"Çocukluğunuzu hatırlamaya çalıştığınızda gözünüzün önüne gelen ilk şey ne olurdu ?" sorusu zor bir soru aslında. O kadar çok şey beynimize üşüşürken hangi birini seçelim dimi? Peki o zaman çocukluğunuza ilişkin aklınıza gelen ilk anınız diye sorsam? Kendinizi ne yapıyorken hatırlardınız?
Ben mesela güneşli yaz aylarından çok karanlık ve yağmurlu havaları severim. Benim hatıramda karlı bir Cuma akşamındayız. Ertesi gün okul olmadığı için erkenden yatırılmayacağım. Babam beyaz-kırmızı ekoseli bir battaniyeyi kaloriferin önüne halının üzerine sermiş. İki tekli koltuk arasında kıvrılıp yatıyorum. Kalorifere ayaklarımı dayıyorum. Çok sıcak, cız bız yanıyor ayaklarım ama olsun çok zevkli...
Tv'de ilk olarak Neşeli Günler var. TRT Sound of Music filmini kafasına göre bölüp dizi gibi her cuma bir bölüm veriyor. Hemen arkasından da Mavi Ay. O çocuk aklımla David ve Maddy'nin hiçbir diyaloğunu kaçırmadığım gibi birbirine aşık insanların yine birbirlerinin kafasına birşeyler fırlatmasının aslında sevgilerinin! bir göstergesi olduğu şeklinde yanlış inanışlarım da o yıllarda bilinçaltıma yerleşiyor :)

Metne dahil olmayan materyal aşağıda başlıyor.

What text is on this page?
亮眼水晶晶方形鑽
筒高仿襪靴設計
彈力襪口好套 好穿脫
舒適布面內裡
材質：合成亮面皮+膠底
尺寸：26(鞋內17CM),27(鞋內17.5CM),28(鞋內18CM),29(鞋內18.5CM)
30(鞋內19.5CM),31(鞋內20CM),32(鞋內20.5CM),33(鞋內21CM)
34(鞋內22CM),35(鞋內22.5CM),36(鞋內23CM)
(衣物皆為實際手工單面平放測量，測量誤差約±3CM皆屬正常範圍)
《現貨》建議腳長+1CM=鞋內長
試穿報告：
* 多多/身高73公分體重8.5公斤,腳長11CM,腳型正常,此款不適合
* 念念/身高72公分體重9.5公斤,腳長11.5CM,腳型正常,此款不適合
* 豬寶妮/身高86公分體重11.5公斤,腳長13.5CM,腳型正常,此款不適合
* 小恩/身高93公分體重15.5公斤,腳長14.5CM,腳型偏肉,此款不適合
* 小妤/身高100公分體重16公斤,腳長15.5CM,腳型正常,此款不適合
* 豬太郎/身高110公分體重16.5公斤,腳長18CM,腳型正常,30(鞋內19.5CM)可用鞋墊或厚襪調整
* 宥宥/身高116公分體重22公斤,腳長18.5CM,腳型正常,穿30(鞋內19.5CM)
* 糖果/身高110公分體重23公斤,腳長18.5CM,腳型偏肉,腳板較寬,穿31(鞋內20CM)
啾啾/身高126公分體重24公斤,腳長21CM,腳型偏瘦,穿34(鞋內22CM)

Sonra annem elinde tabak tabak kızarmış kestaneyle geliyor. Kardeşimle aramızda eşit paylaştırıyor ki kavga çıkmasın. Ben elim kestaneden, ayaklarım kaloriferden yana yana televizyon izliyorum. Yarın okul yok. Çok mutluyum. Hayatı bundan ibaret sanıyorum. Hiçbirşey için endişelenmiyorum. Sanki varılabilecek son noktadayım.
Daha çocuğum. İçimde henüz açmadığım bir sürü çekmece var. Kimisinin varlığından bile haberdar olmadığım çekmeceler. Kimisine ise boyumun yetmediği. Yıllar sonra o kadar farklı karakterlere bürüneceğim ki o küçük halim kendini görse tanıyamayacak.
Yıl 2011. Yine bir kış akşamı. Yine ayaklarımı kaloriferime dayamış oturuyorum. Uzun süredir yapmamıştım bunu. Babam da az önce bir tabak dolusu kestane getirdi (Kardeş kendi evinde olduğundan artık payıma daha çok kestane düşüyor) ve ben çocukluğumun verdiği o hissi bir slayt gösterisine sığdırmaya çalışıyorum.